Following the cognitive behavioral therapy approach of thought-emotion-behavior-return, Loewentheil takes the reader through a number of common concerns: I don’t have strong friendships; I hate my thighs; I yelled at my kids, etc. to demonstrate how feelings can be changed by changing thoughts, which in turn changes actions, resulting in different returns.  Women need to close the gap between their inner voice eroding their self-esteem that comes from the patriarchal context, and their true potential. As Loewentheil demonstrates the Brain Gap can be bridged by using the Thought Ladder, to ascend from Current Thought to Goal Thought through progressive Ladder steps, in any social sphere: working life, time management, money management, “Love (&Sex!) Life” and, of course, Body Image which is a major preoccupation.

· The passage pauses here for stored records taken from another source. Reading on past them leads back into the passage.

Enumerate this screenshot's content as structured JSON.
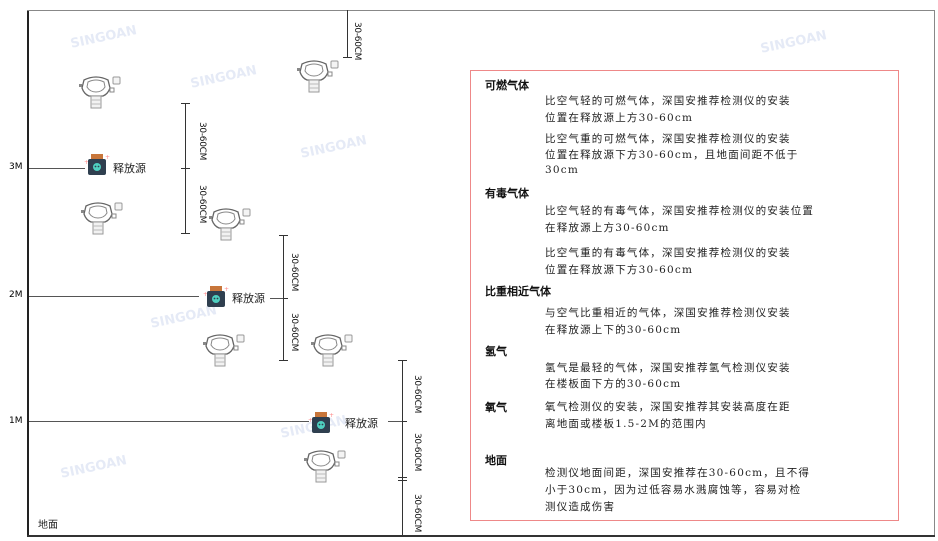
{
  "watermark": "SINGOAN 深国安",
  "levels": {
    "m3": "3M",
    "m2": "2M",
    "m1": "1M",
    "ground": "地面"
  },
  "source_label": "释放源",
  "dimension_label": "30-60CM",
  "icons": {
    "detector": "gas-detector-icon",
    "source": "release-source-icon"
  },
  "colors": {
    "box_border": "#ee8888",
    "source_lid": "#c8763a",
    "source_body": "#2f3f4f",
    "source_face": "#4fd0c0"
  },
  "notes": {
    "flammable": {
      "title": "可燃气体",
      "lines": [
        "比空气轻的可燃气体，深国安推荐检测仪的安装",
        "位置在释放源上方30-60cm",
        "比空气重的可燃气体，深国安推荐检测仪的安装",
        "位置在释放源下方30-60cm，且地面间距不低于",
        "30cm"
      ]
    },
    "toxic": {
      "title": "有毒气体",
      "lines": [
        "比空气轻的有毒气体，深国安推荐检测仪的安装位置",
        "在释放源上方30-60cm",
        "比空气重的有毒气体，深国安推荐检测仪的安装",
        "位置在释放源下方30-60cm"
      ]
    },
    "similar": {
      "title": "比重相近气体",
      "lines": [
        "与空气比重相近的气体，深国安推荐检测仪安装",
        "在释放源上下的30-60cm"
      ]
    },
    "hydrogen": {
      "title": "氢气",
      "lines": [
        "氢气是最轻的气体，深国安推荐氢气检测仪安装",
        "在楼板面下方的30-60cm"
      ]
    },
    "oxygen": {
      "title": "氧气",
      "lines": [
        "氧气检测仪的安装，深国安推荐其安装高度在距",
        "离地面或楼板1.5-2M的范围内"
      ]
    },
    "ground": {
      "title": "地面",
      "lines": [
        "检测仪地面间距，深国安推荐在30-60cm，且不得",
        "小于30cm，因为过低容易水溅腐蚀等，容易对检",
        "测仪造成伤害"
      ]
    }
  }
}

A closing thought is that “Our unequal and unjust society depends on you staying small. But your liberation—and the world’s progress—depends on you closing your Brain Gap and learning how to take up space. . . when women believe they are enough that’s when they go out and change the world.”

The famous phrase of Artemus Ward (misattributed to Abraham Lincoln) kept surfacing repeatedly during the writing of the review of this book: “For people who like that kind of thing, this is the kind of thing they like.”

The popularity of Loewentheil and her blog demonstrate very forcefully that there is indeed an audience for her message and approach. But while it is not her intention at all to place the burden for change onto women, this is effectively what she does by paying insufficient attention to contextual factors, including the patriarchs themselves.